Due percorsi diversi, due stili inconfondibili, ma un unico obiettivo: emozionare il pubblico dell’Ariston con brani che hanno fatto la storia della nostra musica.
Aiello, noto per la sua scrittura viscerale e quella voce capace di graffiare l’anima, ha scelto un compagno di viaggio d’eccezione: Leo Gassmann. I due saliranno sul palco per ridare vita a un capolavoro del 1973, Era già tutto previsto di Riccardo Cocciante.
Il brano è un labirinto emotivo costruito sull’intreccio tra destino, consapevolezza e fragilità. Ci si aspetta una performance carica di pathos, dove la vocalità “contemporanea” di Aiello si fonderà con il garbo di Gassmann per esplorare quegli abissi sentimentali che Cocciante ha saputo descrivere magistralmente oltre cinquant’anni fa.
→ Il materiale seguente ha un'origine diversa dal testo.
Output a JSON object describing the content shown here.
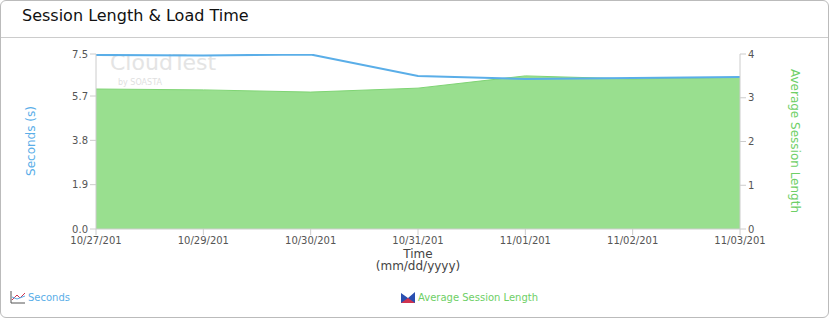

Dall’altra parte, troviamo Brunori Sas. Reduce dallo straordinario terzo posto conquistato nell’edizione 2025, il cantautore di Guardia Piemontese torna all’Ariston in veste di ospite speciale per accompagnare la coppia formata da Maria Antonietta & Colombre.
Il trio si misurerà con Il mondo di Jimmy Fontana (1965). Si tratta di una scelta che appare quasi “cucita addosso” alla poetica brunoriana: un brano intriso di quella malinconia luminosa e di quella nostalgia che non pesa, ma anzi eleva. L’eleganza melodica di Fontana troverà nuova linfa grazie alla sensibilità di Brunori, capace come pochi di trasformare il passato in un presente vibrante e poetico.